Esto, sin mencionar situaciones que acrecientan la  incertidumbre y la desesperanza  prevaleciente en la población, como el de la inseguridad ciudadana y la corrupción, donde también los esfuerzos gubernamentales  parecen a veces rebasados.

Ello, sin dejar de considerar el silencio mediático privado en torno a los avances del ejecutivo bolivariano en ambas materias, por un lado; y por el otro, el sobre dimensionamiento de estos morbos sociales con fines desestabilizadores, a lo cual se suma que al menos el 80  por ciento de los medios de comunicación están en manos privadas, alineadas con los planes desestabilizadores de la derecha, agrupada en la llamada Mesa de la Unidad Democrática.

Ya lo vimos

Por lo visto, lo deseable ante la actual coyuntura que atraviesa la revolución bolivariana es que se produzca cuanto antes una nueva síntesis revolucionaria, tanto en el plano organizativo -sectorial-territorial, partidos y movimientos sociales movilizados de modo ubicuo ( por todas partes) y en tensión todas sus fuerzas y capacidad agitativa.

Y  en paralelo a ésta, otra síntesis en el aspecto comunicacional-propagandístico.
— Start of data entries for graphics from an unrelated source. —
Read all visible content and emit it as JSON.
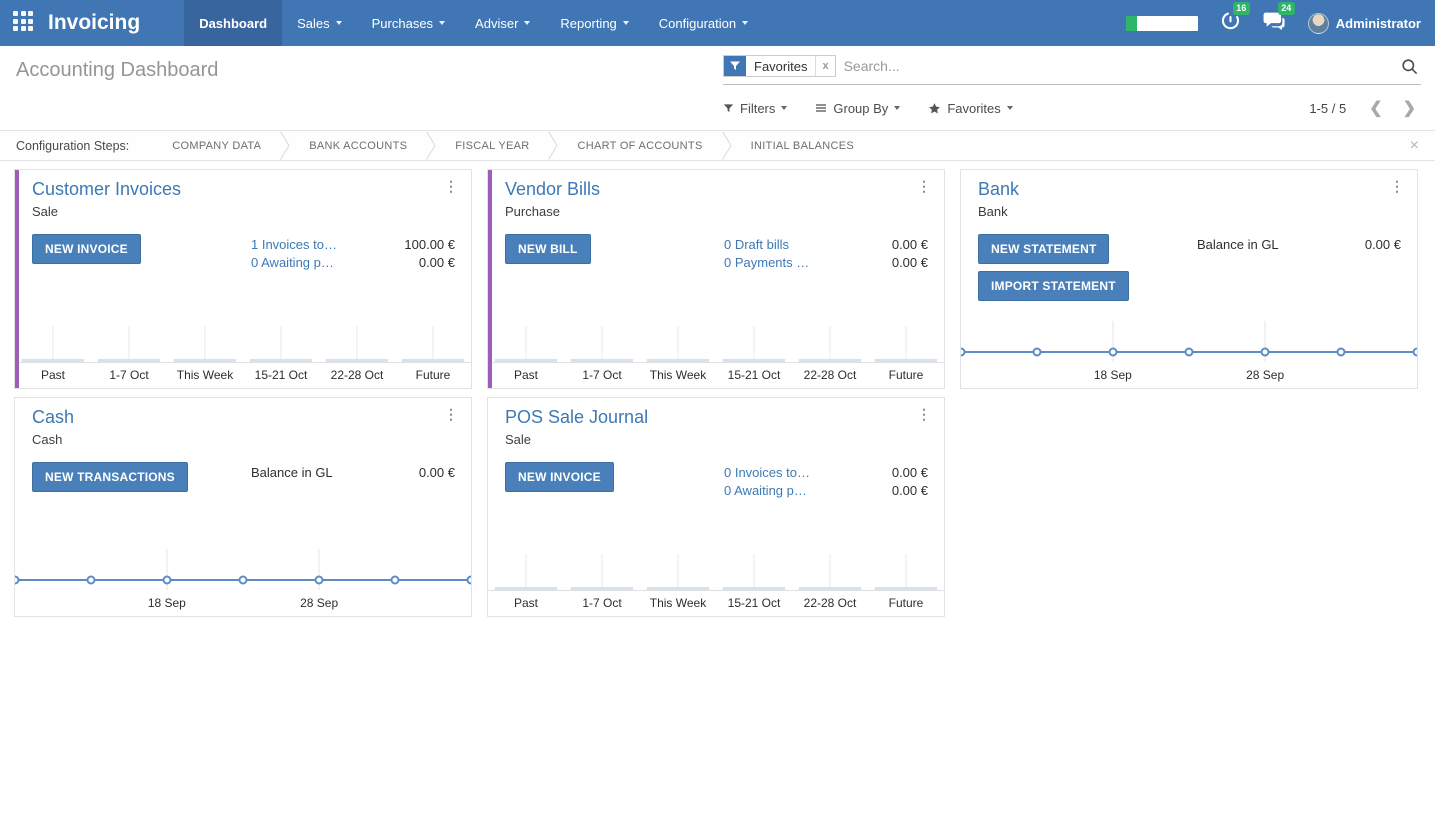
{
  "nav": {
    "app_name": "Invoicing",
    "menu": [
      {
        "label": "Dashboard",
        "active": true,
        "dropdown": false
      },
      {
        "label": "Sales",
        "active": false,
        "dropdown": true
      },
      {
        "label": "Purchases",
        "active": false,
        "dropdown": true
      },
      {
        "label": "Adviser",
        "active": false,
        "dropdown": true
      },
      {
        "label": "Reporting",
        "active": false,
        "dropdown": true
      },
      {
        "label": "Configuration",
        "active": false,
        "dropdown": true
      }
    ],
    "activity_badge": "16",
    "message_badge": "24",
    "user_name": "Administrator"
  },
  "control_panel": {
    "title": "Accounting Dashboard",
    "search_facet": "Favorites",
    "facet_remove": "x",
    "search_placeholder": "Search...",
    "filters_label": "Filters",
    "group_by_label": "Group By",
    "favorites_label": "Favorites",
    "pager": "1-5 / 5",
    "pager_prev": "❮",
    "pager_next": "❯"
  },
  "config_bar": {
    "label": "Configuration Steps:",
    "steps": [
      "COMPANY DATA",
      "BANK ACCOUNTS",
      "FISCAL YEAR",
      "CHART OF ACCOUNTS",
      "INITIAL BALANCES"
    ],
    "close": "×"
  },
  "kebab": "⋮",
  "cards": [
    {
      "title": "Customer Invoices",
      "subtitle": "Sale",
      "buttons": [
        "NEW INVOICE"
      ],
      "stats": [
        {
          "link": "1 Invoices to…",
          "amount": "100.00 €"
        },
        {
          "link": "0 Awaiting p…",
          "amount": "0.00 €"
        }
      ],
      "chart": {
        "type": "bar",
        "categories": [
          "Past",
          "1-7 Oct",
          "This Week",
          "15-21 Oct",
          "22-28 Oct",
          "Future"
        ],
        "values": [
          0,
          0,
          0,
          0,
          0,
          0
        ]
      }
    },
    {
      "title": "Vendor Bills",
      "subtitle": "Purchase",
      "buttons": [
        "NEW BILL"
      ],
      "stats": [
        {
          "link": "0 Draft bills",
          "amount": "0.00 €"
        },
        {
          "link": "0 Payments …",
          "amount": "0.00 €"
        }
      ],
      "chart": {
        "type": "bar",
        "categories": [
          "Past",
          "1-7 Oct",
          "This Week",
          "15-21 Oct",
          "22-28 Oct",
          "Future"
        ],
        "values": [
          0,
          0,
          0,
          0,
          0,
          0
        ]
      }
    },
    {
      "title": "Bank",
      "subtitle": "Bank",
      "buttons": [
        "NEW STATEMENT",
        "IMPORT STATEMENT"
      ],
      "balance": {
        "label": "Balance in GL",
        "amount": "0.00 €"
      },
      "chart": {
        "type": "line",
        "values": [
          0,
          0,
          0,
          0,
          0,
          0,
          0
        ],
        "tick_labels": [
          "18 Sep",
          "28 Sep"
        ],
        "tick_indices": [
          2,
          4
        ]
      }
    },
    {
      "title": "Cash",
      "subtitle": "Cash",
      "buttons": [
        "NEW TRANSACTIONS"
      ],
      "balance": {
        "label": "Balance in GL",
        "amount": "0.00 €"
      },
      "chart": {
        "type": "line",
        "values": [
          0,
          0,
          0,
          0,
          0,
          0,
          0
        ],
        "tick_labels": [
          "18 Sep",
          "28 Sep"
        ],
        "tick_indices": [
          2,
          4
        ]
      }
    },
    {
      "title": "POS Sale Journal",
      "subtitle": "Sale",
      "buttons": [
        "NEW INVOICE"
      ],
      "stats": [
        {
          "link": "0 Invoices to…",
          "amount": "0.00 €"
        },
        {
          "link": "0 Awaiting p…",
          "amount": "0.00 €"
        }
      ],
      "chart": {
        "type": "bar",
        "categories": [
          "Past",
          "1-7 Oct",
          "This Week",
          "15-21 Oct",
          "22-28 Oct",
          "Future"
        ],
        "values": [
          0,
          0,
          0,
          0,
          0,
          0
        ]
      }
    }
  ],
  "colors": {
    "navbar": "#4076b4",
    "navbar_active": "#38659e",
    "badge_green": "#2eb568",
    "button_blue": "#4a80ba",
    "link_blue": "#3d79b4",
    "stripe_purple": "#9b5fb5",
    "chart_line": "#5b8cc7",
    "chart_bar_fill": "#d4e2f2",
    "gridline": "#e8e8e8"
  }
}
Por lo que luce como inconveniente privilegiar una sola plataforma de producción y difusión de contenidos revolucionarios, llámese digital o multimedia, o como se llame.

Ya lo vimos el pasado 6D, cuando se nos hizo creer que por el número de tuiter`s enviados por usuarios de redes sociales afectos a la revolución bolivariana, que virtualmente teníamos ganadas  las elecciones parlamentarias, lo que no se correspondió finalmente con la realidad.

En este momento, pues, parece crucial que hablen no sólo las pantallas de dispositivos móviles (celulares y tabletas) y los mensajes lanzados a las , sin duda alguna, potentes redes sociales, sobre todo si se analiza su poder de penetración en la juventud, sector en el cual se ha cebado la campaña de manipulación  mediática opositora.

Deberían también cobrar mayor presencia otras fórmulas comunicacionales y propagandísticas no menos efectivas, como el mural, la pinta, la hoja volante, la agitación de calle. Pero mejor aún: la presencia de la o el líder revolucionario junto al pueblo.

Aprendiendo ambos el uno del otro, precisamente de ese también proceso de síntesis que es deber de todo revolucionario verdadero hacer diariamente en su análisis de las experiencias de lucha,  y en su entorno inmediato de acción.

Así lo hacía el desaparecido Comandante eterno, entendía  pues que dejar de hacerlo tiene un costo muy alto para la revolución bolivariana, como vimos el pasado 6D.